Gerutuan Saka kali ini mendapat balasan berupa pukulan di lengan. "Mahasiswa semester tiga diem aja. Ini tuh pelepasan buat stress sama skripsi."

Bola mata Saka merotasi malas, tapi dia memilih tak melanjutkan perdebatan dan ikut menonton drama. Jarak Saka yang lebih dekat membuatku langsung menyenderkan kepala di bahunya. Hingga saat dua pemeran dalam drama tengah berciuman, Saka malah menutup mataku dengan tangannya.

"Nggak boleh! Nggak boleh!"

Saka jadi heboh sendiri dan mempercepat drama hingga adegan ciuman itu selesai. Astaga, pacarku lucu sekali.

Setelah suasana kembali hening, aku jadi memikirkan satu pertanyaan yang tiba-tiba terlintas di kepala.

"Sa, pernah ciuman nggak?"

Saka yang tadinya duduk tenang langsung menegakkan punggung, membuat tubuhku yang bersandar padanya hampir limbung.

"KAN! KAN!"

"Apaan sih kok teriak?!"

Aku menutup dua telinga yang sempat berdengung karena pekikan Saka yang tiba-tiba. Beruntung para penghuni kos lantai dua masih sibuk dengan kegiatan di luar sana jadi aku tak akan mendapat protes karena berisik.

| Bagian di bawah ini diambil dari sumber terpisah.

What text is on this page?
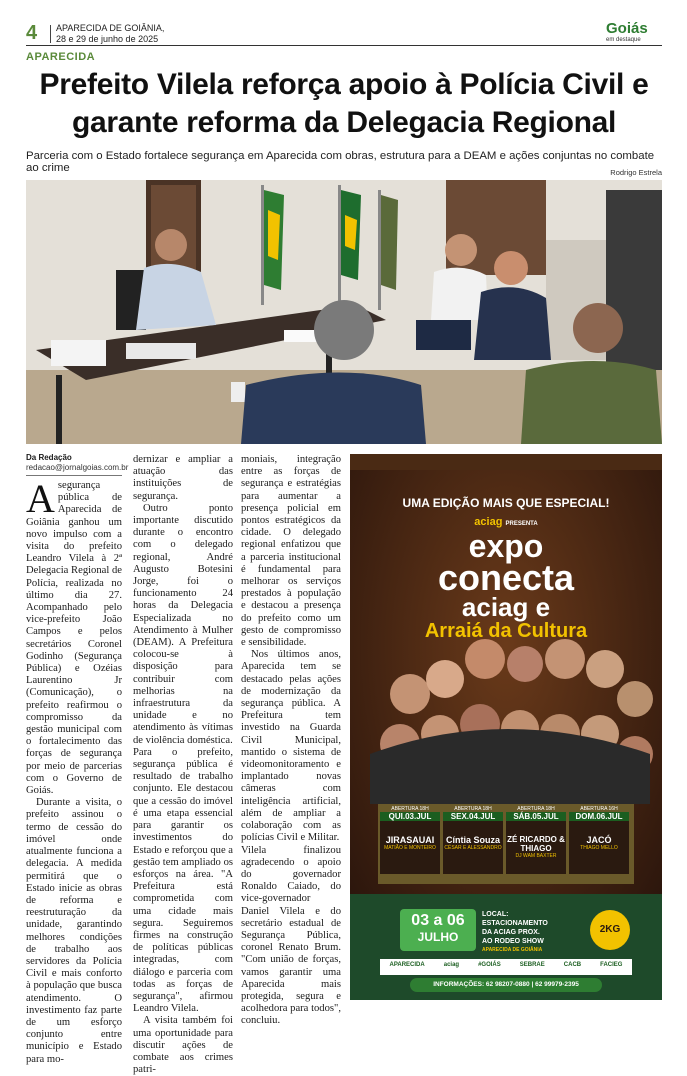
4 APARECIDA DE GOIÂNIA,
28 e 29 de junho de 2025
Goiás
em destaque
APARECIDA
Prefeito Vilela reforça apoio à Polícia Civil e garante reforma da Delegacia Regional
Parceria com o Estado fortalece segurança em Aparecida com obras, estrutura para a DEAM e ações conjuntas no combate ao crime	Rodrigo Estrela
Da Redação
redacao@jornalgoias.com.br

Asegurança pública de Aparecida de Goiânia ganhou um novo impulso com a visita do prefeito Leandro Vilela à 2ª Delegacia Regional de Polícia, realizada no último dia 27. Acompanhado pelo vice-prefeito João Campos e pelos secretários Coronel Godinho (Segurança Pública) e Ozéias Laurentino Jr (Comunicação), o prefeito reafirmou o compromisso da gestão municipal com o fortalecimento das forças de segurança por meio de parcerias com o Governo de Goiás.

Durante a visita, o prefeito assinou o termo de cessão do imóvel onde atualmente funciona a delegacia. A medida permitirá que o Estado inicie as obras de reforma e reestruturação da unidade, garantindo melhores condições de trabalho aos servidores da Polícia Civil e mais conforto à população que busca atendimento. O investimento faz parte de um esforço conjunto entre município e Estado para mo-

dernizar e ampliar a atuação das instituições de segurança.

Outro ponto importante discutido durante o encontro com o delegado regional, André Augusto Botesini Jorge, foi o funcionamento 24 horas da Delegacia Especializada no Atendimento à Mulher (DEAM). A Prefeitura colocou-se à disposição para contribuir com melhorias na infraestrutura da unidade e no atendimento às vítimas de violência doméstica.

Para o prefeito, segurança pública é resultado de trabalho conjunto. Ele destacou que a cessão do imóvel é uma etapa essencial para garantir os investimentos do Estado e reforçou que a gestão tem ampliado os esforços na área. "A Prefeitura está comprometida com uma cidade mais segura. Seguiremos firmes na construção de políticas públicas integradas, com diálogo e parceria com todas as forças de segurança", afirmou Leandro Vilela.

A visita também foi uma oportunidade para discutir ações de combate aos crimes patri-

moniais, integração entre as forças de segurança e estratégias para aumentar a presença policial em pontos estratégicos da cidade. O delegado regional enfatizou que a parceria institucional é fundamental para melhorar os serviços prestados à população e destacou a presença do prefeito como um gesto de compromisso e sensibilidade.

Nos últimos anos, Aparecida tem se destacado pelas ações de modernização da segurança pública. A Prefeitura tem investido na Guarda Civil Municipal, mantido o sistema de videomonitoramento e implantado novas câmeras com inteligência artificial, além de ampliar a colaboração com as polícias Civil e Militar.

Vilela finalizou agradecendo o apoio do governador Ronaldo Caiado, do vice-governador Daniel Vilela e do secretário estadual de Segurança Pública, coronel Renato Brum. "Com união de forças, vamos garantir uma Aparecida mais protegida, segura e acolhedora para todos", concluiu.

UMA EDIÇÃO MAIS QUE ESPECIAL!
aciag PRESENTA
expo
conecta
aciag e
Arraiá da Cultura
ABERTURA 18H
QUI.03.JUL
JIRASAUAI
MATIÃO E MONTEIRO
ABERTURA 18H
SEX.04.JUL
Cíntia Souza
CÉSAR E ALESSANDRO
ABERTURA 18H
SÁB.05.JUL
ZÉ RICARDO & THIAGO
DJ WAM BAXTER
ABERTURA 16H
DOM.06.JUL
JACÓ
THIAGO MELLO
03 a 06
JULHO
LOCAL:
ESTACIONAMENTO
DA ACIAG PROX.
AO RODEO SHOW
APARECIDA DE GOIÂNIA
2KG
APARECIDA	aciag	#GOIÁS	SEBRAE	CACB	FACIEG
INFORMAÇÕES: 62 98207-0880 | 62 99979-2395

"Ngedrakor bikin efek negatif kan. Pikiran kamu jadi kotor!"

"Apa salahnya sih tanya begitu? Aku udah 22 tahun!"

"Tapi kelakuan masih kayak bocah!"

"Heh, yang bocah tuh kamu ya! Inget umur dong, kamu aja baru 20 tahun!"

"Dewasa seseorang gak dilihat dari umur. Nggak pernah denger kalimat itu ya?"

"Pernah tapi kan-" ucapanku terjeda karena sadar tak bisa memenangkan perdebatan itu. Dengan kesal aku memukul lengan Saka dua--ah tidak tiga kali. "Ish, nyebelin! Tanya ciuman doang jadi ribet! Belum juga ditanya udah having sex apa belum."

TAK!

Saat jari Saka mendarat dengan keras di dahiku, aku benar-benar kehilangan kesadaran untuk sedetik.

"Saka!" suara tinggiku sudah tak dapat dikontrol.

Gila!

Gila!

Sentilan Saka sakit banget!

"Matiin laptopnya!"

Bukannya meminta maaf, dia masih kekeh dengan amarah anehnya.

"Jangan-jangan kamu juga pernah nonton porno ya?" oktaf suara Saka mengecil di penghujung kalimat, tapi nada tegas tak pernah luput untuk ditekankan. Dan hal itu malah membuatku ingin balas dendam.

"Ya pernah lah! Emang apa salahnya?"

Tidak hanya menegakkan punggung, Saka sudah sepenuhnya berdiri dengan mulut mengaga. "Apa salahnya? Ya Tuhan, pacarku kenapa mesum banget."

Kata orang, kesan pertama saat melihat orang lain itu selalu berbeda dari karakteristik yang sebenarnya.  Aku menyetujuinya, bahkan sering kali menyesal karena dulu menganggap Saka seseorang yang pendiam dan jauh dari kata heboh.

"Kan udah legal nggak apa lah," aku masih menjawab dengan santai. Tak peduli pada Saka yang masih menyerang dengan tatapan tajamnya.

"Mau nonton bareng?"

Pertanyaan yang kulontar hanya bentuk candaan saja, tapi Saka malah berdecak makin keras dan meraih laptopku dengan cepat.

"Aku hapusin koleksi dramanya," ucap Saka, yang sontak membuatku ikut beranjak demi meraih kembali laptop itu. Sial, tinggi badanku yang hanya sebatas bahu Saka sama sekali tak membantu.

"SAKA JANGAN DONG!"

Aku terus memohon, mengubah air muka sesedih mungkin agar Saka menghentikan apa yang dilakukan, tapi semua sia-sia saat laptop itu sudah kembali ke pangkuanku dengan folder drama yang kosong.

"Nyebelin banget sih!"

Pada akhirnya laptop itu hanya kugeletakkan di atas meja. Moodku sudah hancur. Kali ini aku benar-benar marah pada Saka yang berbuat seenaknya. Tapi kerutan di dahi yang muncul akibat rasa kesal perlahan menghilang ketika mendapat beberapa pesan yang langsung membuatku tertawa.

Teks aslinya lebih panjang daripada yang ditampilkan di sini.